= Dimboola (play) =

Dimboola is a play by the Australian author Jack Hibberd. It premiered in 1969 at La Mama Theatre under the direction of Graeme Blundell. The whole action of the play supposedly takes place at a real wedding at which the actors represent the families of the bride and groom and the audience are "invited guests". The play is described in the program notes as Rabelaisian and rumbustious.

==History==
The play grew out of a reading in London of Anton Chekhov's 1889 play The Wedding and Bertolt Brecht's farce A Respectable Wedding. The production at La Mama was supported by a grant of $1,250 from the Australia Council for the Arts.

In 1970 Dimboola was chosen for performance as a climax to the Australian National University's "Bush Week" celebrations. Directed by Roger Vickery, it was performed on 26 July 1970 in the Tarago Hall to an audience of about 80 students who arrived there by steam train. Graham Farquhar, later Distinguished Professor and 2018 Senior Australian of the Year, played the Best Man, "Dangles".
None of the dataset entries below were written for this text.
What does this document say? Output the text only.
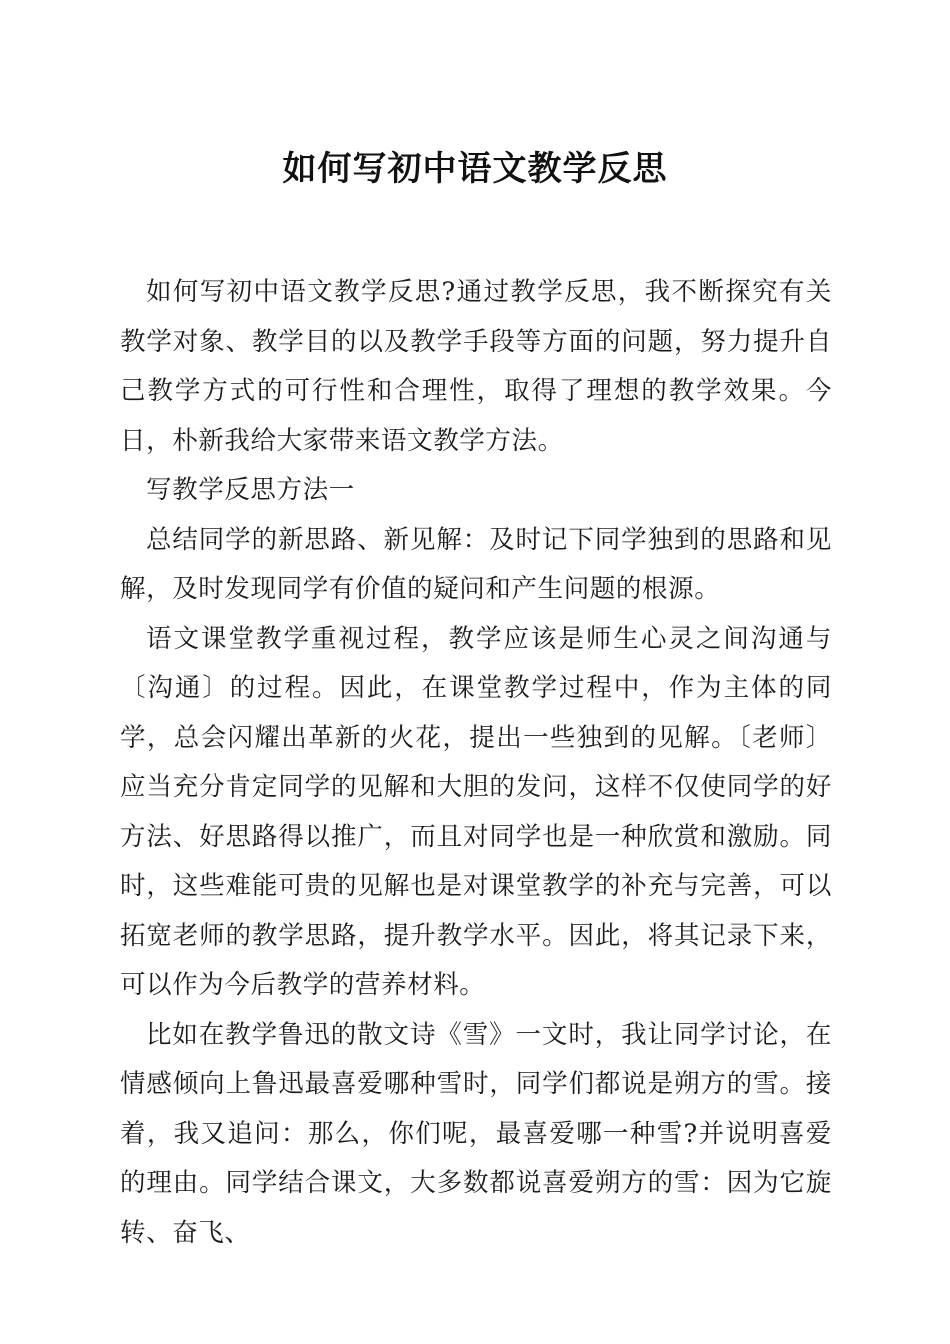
如何写初中语文教学反思

如何写初中语文教学反思?通过教学反思，我不断探究有关教学对象、教学目的以及教学手段等方面的问题，努力提升自己教学方式的可行性和合理性，取得了理想的教学效果。今日，朴新我给大家带来语文教学方法。

写教学反思方法一

总结同学的新思路、新见解：及时记下同学独到的思路和见解，及时发现同学有价值的疑问和产生问题的根源。

语文课堂教学重视过程，教学应该是师生心灵之间沟通与〔沟通〕的过程。因此，在课堂教学过程中，作为主体的同学，总会闪耀出革新的火花，提出一些独到的见解。〔老师〕应当充分肯定同学的见解和大胆的发问，这样不仅使同学的好方法、好思路得以推广，而且对同学也是一种欣赏和激励。同时，这些难能可贵的见解也是对课堂教学的补充与完善，可以拓宽老师的教学思路，提升教学水平。因此，将其记录下来，可以作为今后教学的营养材料。

比如在教学鲁迅的散文诗《雪》一文时，我让同学讨论，在情感倾向上鲁迅最喜爱哪种雪时，同学们都说是朔方的雪。接着，我又追问：那么，你们呢，最喜爱哪一种雪?并说明喜爱的理由。同学结合课文，大多数都说喜爱朔方的雪：因为它旋转、奋飞、
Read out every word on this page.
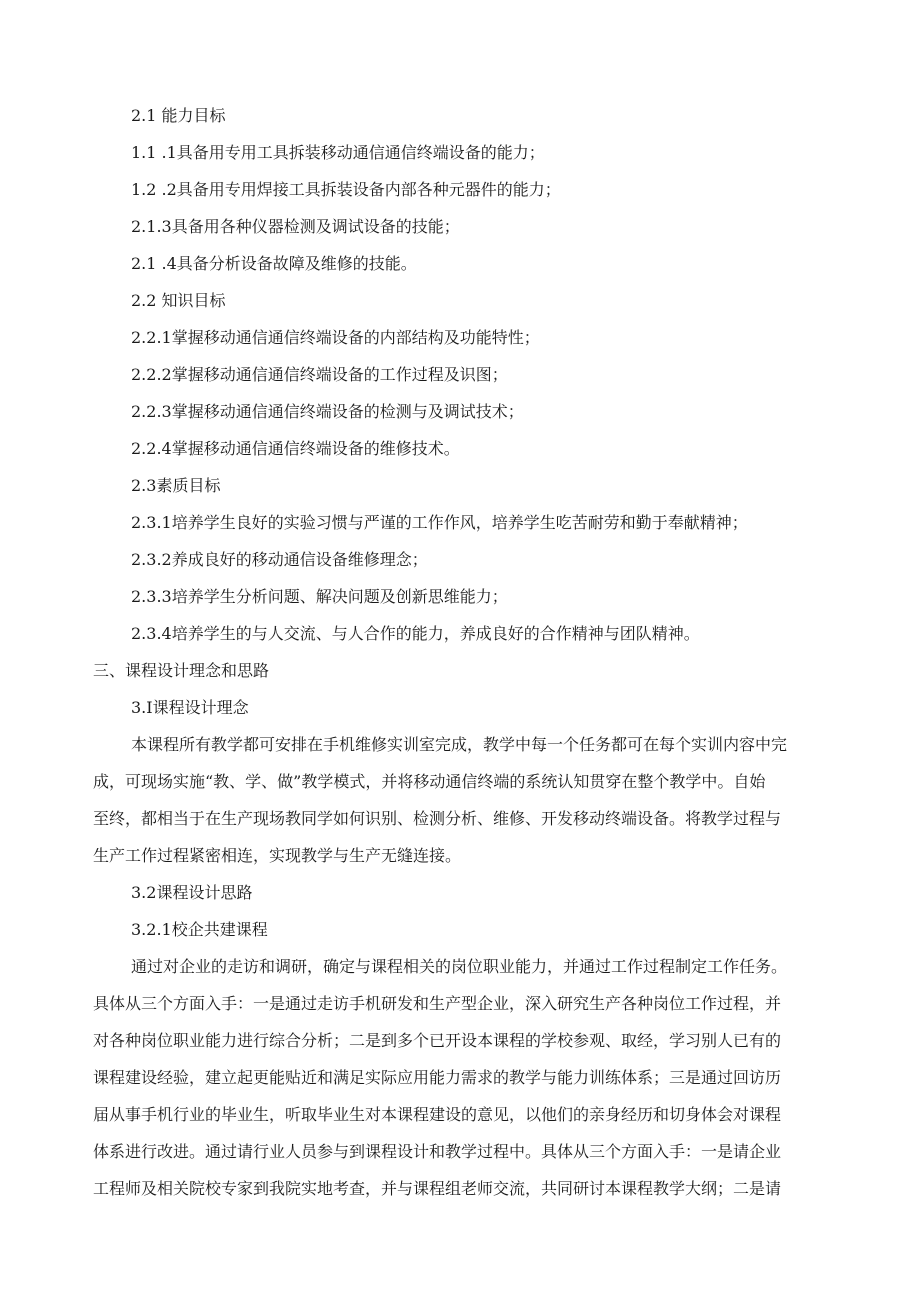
2.1 能力目标
1.1 .1具备用专用工具拆装移动通信通信终端设备的能力；
1.2 .2具备用专用焊接工具拆装设备内部各种元器件的能力；
2.1.3具备用各种仪器检测及调试设备的技能；
2.1 .4具备分析设备故障及维修的技能。
2.2 知识目标
2.2.1掌握移动通信通信终端设备的内部结构及功能特性；
2.2.2掌握移动通信通信终端设备的工作过程及识图；
2.2.3掌握移动通信通信终端设备的检测与及调试技术；
2.2.4掌握移动通信通信终端设备的维修技术。
2.3素质目标
2.3.1培养学生良好的实验习惯与严谨的工作作风，培养学生吃苦耐劳和勤于奉献精神；
2.3.2养成良好的移动通信设备维修理念；
2.3.3培养学生分析问题、解决问题及创新思维能力；
2.3.4培养学生的与人交流、与人合作的能力，养成良好的合作精神与团队精神。
三、课程设计理念和思路
3.I课程设计理念
本课程所有教学都可安排在手机维修实训室完成，教学中每一个任务都可在每个实训内容中完
成，可现场实施“教、学、做”教学模式，并将移动通信终端的系统认知贯穿在整个教学中。自始
至终，都相当于在生产现场教同学如何识别、检测分析、维修、开发移动终端设备。将教学过程与
生产工作过程紧密相连，实现教学与生产无缝连接。
3.2课程设计思路
3.2.1校企共建课程
通过对企业的走访和调研，确定与课程相关的岗位职业能力，并通过工作过程制定工作任务。
具体从三个方面入手：一是通过走访手机研发和生产型企业，深入研究生产各种岗位工作过程，并
对各种岗位职业能力进行综合分析；二是到多个已开设本课程的学校参观、取经，学习别人已有的
课程建设经验，建立起更能贴近和满足实际应用能力需求的教学与能力训练体系；三是通过回访历
届从事手机行业的毕业生，听取毕业生对本课程建设的意见，以他们的亲身经历和切身体会对课程
体系进行改进。通过请行业人员参与到课程设计和教学过程中。具体从三个方面入手：一是请企业
工程师及相关院校专家到我院实地考查，并与课程组老师交流，共同研讨本课程教学大纲；二是请
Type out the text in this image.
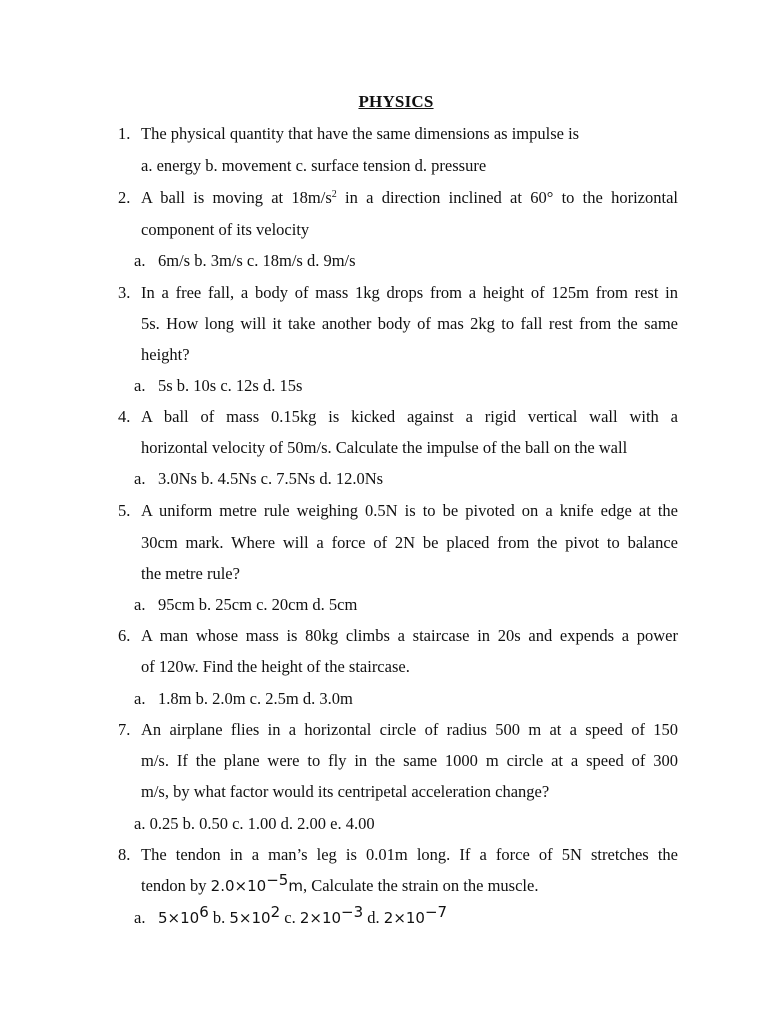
PHYSICS
1. The physical quantity that have the same dimensions as impulse is
a. energy b. movement c. surface tension d. pressure
2. A ball is moving at $18m/s^2$ in a direction inclined at 60° to the horizontal
component of its velocity
a. 6m/s b. 3m/s c. 18m/s d. 9m/s
3. In a free fall, a body of mass 1kg drops from a height of 125m from rest in
5s. How long will it take another body of mas 2kg to fall rest from the same
height?
a. 5s b. 10s c. 12s d. 15s
4. A ball of mass 0.15kg is kicked against a rigid vertical wall with a
horizontal velocity of 50m/s. Calculate the impulse of the ball on the wall
a. 3.0Ns b. 4.5Ns c. 7.5Ns d. 12.0Ns
5. A uniform metre rule weighing 0.5N is to be pivoted on a knife edge at the
30cm mark. Where will a force of 2N be placed from the pivot to balance
the metre rule?
a. 95cm b. 25cm c. 20cm d. 5cm
6. A man whose mass is 80kg climbs a staircase in 20s and expends a power
of 120w. Find the height of the staircase.
a. 1.8m b. 2.0m c. 2.5m d. 3.0m
7. An airplane flies in a horizontal circle of radius 500 m at a speed of 150
m/s. If the plane were to fly in the same 1000 m circle at a speed of 300
m/s, by what factor would its centripetal acceleration change?
a. 0.25 b. 0.50 c. 1.00 d. 2.00 e. 4.00
8. The tendon in a man’s leg is 0.01m long. If a force of 5N stretches the
tendon by $2.0\times 10^{-5}m$, Calculate the strain on the muscle.
a. $5\times 10^6$ b. $5\times 10^2$ c. $2\times 10^{-3}$ d. $2\times 10^{-7}$
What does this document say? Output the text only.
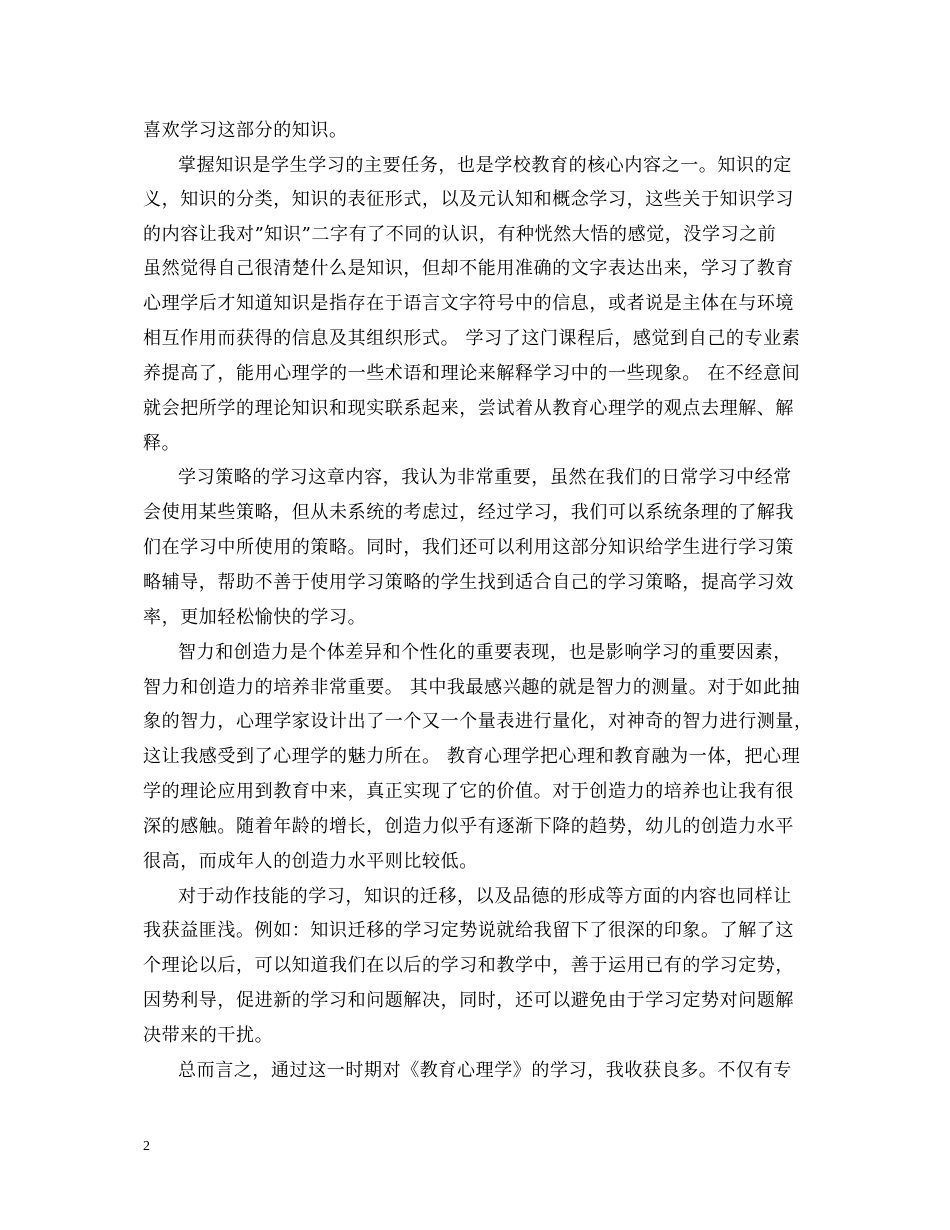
喜欢学习这部分的知识。
掌握知识是学生学习的主要任务，也是学校教育的核心内容之一。知识的定
义，知识的分类，知识的表征形式，以及元认知和概念学习，这些关于知识学习
的内容让我对”知识”二字有了不同的认识，有种恍然大悟的感觉，没学习之前
虽然觉得自己很清楚什么是知识，但却不能用准确的文字表达出来，学习了教育
心理学后才知道知识是指存在于语言文字符号中的信息，或者说是主体在与环境
相互作用而获得的信息及其组织形式。 学习了这门课程后，感觉到自己的专业素
养提高了，能用心理学的一些术语和理论来解释学习中的一些现象。 在不经意间
就会把所学的理论知识和现实联系起来，尝试着从教育心理学的观点去理解、解
释。
学习策略的学习这章内容，我认为非常重要，虽然在我们的日常学习中经常
会使用某些策略，但从未系统的考虑过，经过学习，我们可以系统条理的了解我
们在学习中所使用的策略。同时，我们还可以利用这部分知识给学生进行学习策
略辅导，帮助不善于使用学习策略的学生找到适合自己的学习策略，提高学习效
率，更加轻松愉快的学习。
智力和创造力是个体差异和个性化的重要表现，也是影响学习的重要因素，
智力和创造力的培养非常重要。 其中我最感兴趣的就是智力的测量。对于如此抽
象的智力，心理学家设计出了一个又一个量表进行量化，对神奇的智力进行测量，
这让我感受到了心理学的魅力所在。 教育心理学把心理和教育融为一体，把心理
学的理论应用到教育中来，真正实现了它的价值。对于创造力的培养也让我有很
深的感触。随着年龄的增长，创造力似乎有逐渐下降的趋势，幼儿的创造力水平
很高，而成年人的创造力水平则比较低。
对于动作技能的学习，知识的迁移，以及品德的形成等方面的内容也同样让
我获益匪浅。例如：知识迁移的学习定势说就给我留下了很深的印象。了解了这
个理论以后，可以知道我们在以后的学习和教学中，善于运用已有的学习定势，
因势利导，促进新的学习和问题解决，同时，还可以避免由于学习定势对问题解
决带来的干扰。
总而言之，通过这一时期对《教育心理学》的学习，我收获良多。不仅有专
2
The second professional production by the Australian Performing Group at The Pram Factory in 1973 was directed by David Williamson. This performance was filmed.

By 1974 it was thought the play had grossed over $1 million. By 1978 it was estimated it had been seen by over 350,000 people.

More Australians have seen Dimboola than any other stage musical, comedy or straight play, and hundreds of productions have been mounted across the world. It ran in Sydney for two and a half years until the venue, the Whiskey Au Go Go, burned down. In 1979, a film was made directed by John Duigan. In 1988, Pat Garvey adapted the play for a musical which alone has played over 2 000 performances. In 2007, it was produced at the Malthouse Theatre, Melbourne, with Max Gillies and directed by Michael Kantor. In March and April 2008 it played at the La Mama Theatre, directed by Robert Chuter.

A novelisation of the same name appeared in 1978, written by Tim Robertson and published by Sun Books, Melbourne.

==Plot==
Dimboola is a celebration of the wedding of Protestant Morrie McAdam and Catholic Reen Delaney in the Mechanics' Institute Hall in Dimboola, Victoria. No holds are barred as the two families come together for the wedding which Jack Hibberd calls "the testing of strengths of the newly conjugated tribes". The family members try to preserve social grace and dignity in the face of impending disasters. And disasters there are aplenty! After the drink has flowed a little too freely, mayhem and humour ensues when the families exchange insults and punches, as they resolve to come to terms with the situation.

==Cast==
- At the official table:
  - Maureen Delaney (Reen), bride
  - Morrie McAdam (Morrie), groom (Bruce Spence)
  - Darcy Delaney (Darkie), father of the bride
  - April Delaney (June), mother of the bride
  - Angus McAdam (Knocka), father of the groom
  - Florence McAdam (Florrie), mother of the groom
  - Patrick O'Shea, parish priest
  - Daryl Dunn (Dangles), best man
  - Shirl, town bike and bridesmaid
  - Astrid McAdam, flower girl
- Guests (invited)
  - Horace McAdam (Horrie the Horrible), uncle of the groom
  - Mavis McAdam, aunt of the groom
  - Aggie McAdam, spinster cousin to the McAdams
- Guests (uninvited)
  - Bayonet, local wit and drunk (Max Gillies)
  - Mutton, local wit and drunk (Graeme Blundell)
- The Band
  - Lionel Driftwood and His Piledrivers
- Others
  - Leonardo Radish, reporter of the Mildura Trumpet - a caricature of the theatre critic and playwright Leonard Radic
Original actors in brackets; other actors in the premiere production were Lindy Davies and John Romeril.

==Performance practice==
The play uses audience participation to a very high degree; audience members are greeted by the father of the bride and the new arrivals are announced to the audience. Glasses of sherry and food are served by the actors, the auditorium is set up with tables and decorated with ballons and streamers. Audience members are assigned characters and actors improvise with them during the play's fights and shenanigans. The alcohol consumed on stage is often real.